Le syndicat GDL (syndicat des conducteurs de train allemand) et la direction de la Bundesbahn (BB) ont trouvé un accord après un conflit qui a duré cinq mois et 6 grèves générales reconduites qui a privé des millions d’Allemands de moyen de locomotion. Sans l’entêtement de l’entreprise, ces jours d’arrêts auraient pu être évité : l’accord prévoit peu ou prou ce que le syndicat avait mis en avant comme compromis possible. Ce conflit a déclenché une campagne antisyndicale et antigrève inédite en Allemagne fédérale.

35 h sans perte de salaire

Dans un accord signé mardi 26 mars, la Bundesbahn accorde à ses conducteurs de train la semaine des 35 heures sans perte de salaire.
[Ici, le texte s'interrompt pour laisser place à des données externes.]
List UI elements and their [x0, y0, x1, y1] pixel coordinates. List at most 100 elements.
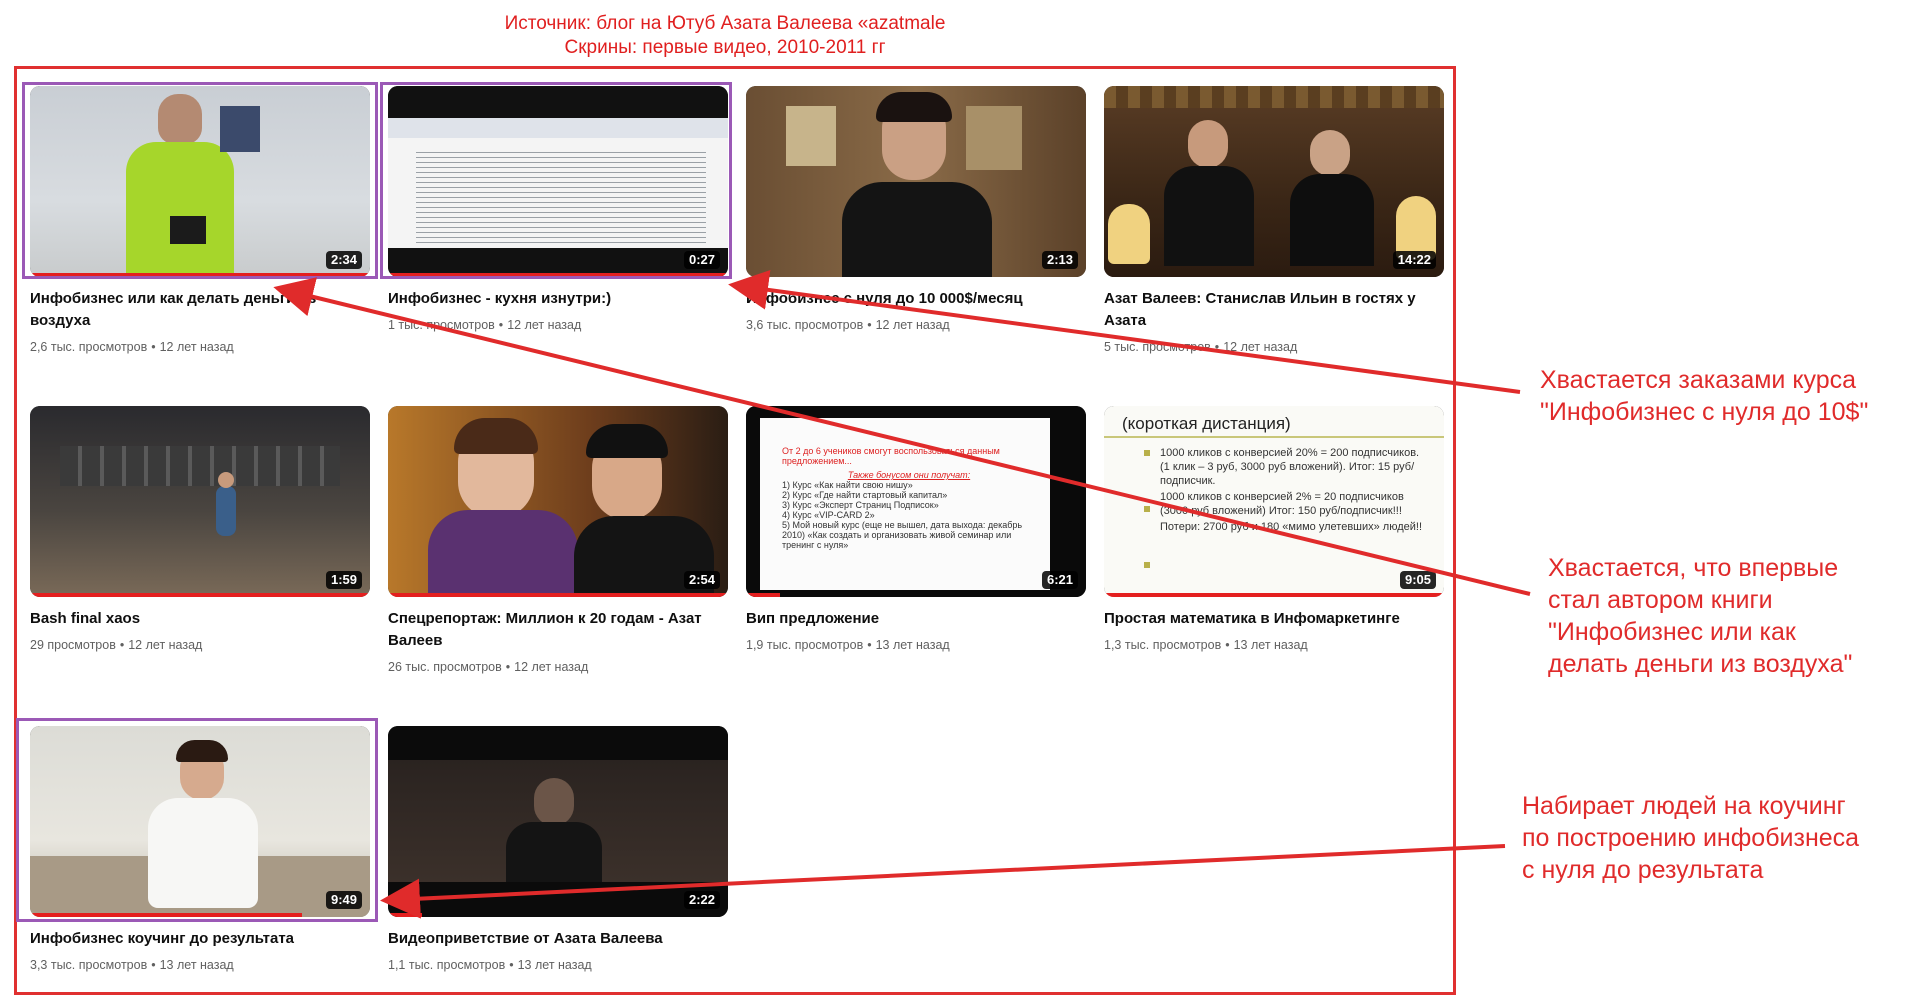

Cette durée de travail sera atteinte progressivement jusqu’en 2029 alors qu’actuellement la durée légale est de 38 heures.

Une prime anti-inflation de 2.850 € sera versée ainsi qu’une augmentation mensuelle de 420 € payée en deux temps. Le salaire mensuel d’un conducteur de locomotives de la Bundesbahn est actuellement de 3.735 € bruts, il sera de 4.155 € avec l’application totale de l’accord.

Le compromis est une indiscutable victoire pour la GDL (Gewerkschaft der Lockführer) et son président Claus Weselsky qu’un quotidien outre-rhin a qualifié de Berserker (guerrier de la légende viking qui a la capacité d’entrer dans une rage incontrôlable le rendant insensible à la douleur et devenant ainsi invincible).

Mais la direction de la Bundesbahn a réussi à limiter l’application de l’accord à la seule entreprise-mère, les travailleurs des nombreuses filiales ne seront pas concernés. La Bundesbahn compte 221.000 salariés dans le pays, dont 19.400 conducteurs mais seuls 9.000 d’entre eux bénéficieront de l’accord signé par la GDL qui compte, elle, 44.000 adhérents. Nul doute qu’avec cet accord, le syndicat va voir ses effectifs augmenter.

En contrepartie, et en vertu de la législation allemande, la GDL s’engage dans une « paix sociale » jusqu’en 2026…

Une forme nouvelle de la réduction du temps de travail

La réduction du temps de travail sans perte de salaire est un combat ancien des syndicats allemands. Dès 1995, les métallos et les imprimeurs gagnent les 35 h hebdomadaires par des accords de branche alors que nous devrons attendre 2002 en France pour qu’une loi impose cette mesure.

Même si en période d’inflation et de covid, le DGB et ses affiliés ont plutôt privilégié la revendication salariale ces dernières années, la question de la réduction du temps de travail est revenue sur le devant de la scène entre autres par la puissante IG Metal (2,14 millions d’adhérents en 2023) qui relance en mai 2023 la revendication des 32 h hebdomadaires sans perte de salaire et l’instauration de la semaine de 4 jours.

Le désir d’obtenir plus de temps de repos est majoritaire auprès du salariat en Allemagne : une récente étude de l’institut Hans Böckler (Hans Böckler-Stiftung, centre de recherche sociale du DGB) qui fait autorité en la matière, montre que 81% des salariés plébiscitent la semaine de 4 jours de travail à condition qu’elle se fasse sans perte de salaire.

L’autre syndicat de la Bundesbahn, l’EVG (Eisenbahn- und Verkehrsgewerkschaft) avait fait une étude déjà en 2018 en demandant aux salariés de choisir entre deux options : soit plus de rémunération, soit plus de repos et de loisirs. Seuls 31% avait choisi plus de rémunération.

Tout comme en France, les salariés allemands sont de plus en plus soumis à des conditions de travail dégradées et l’attrait pour le travail baisse d’une manière spectaculaire. Au grand dam du patronat et du gouvernement…

Un modèle à la carte ?

La particularité de l’accord entre la GDL et la BB réside dans une formule nouvelle de la définition du temps de travail légal.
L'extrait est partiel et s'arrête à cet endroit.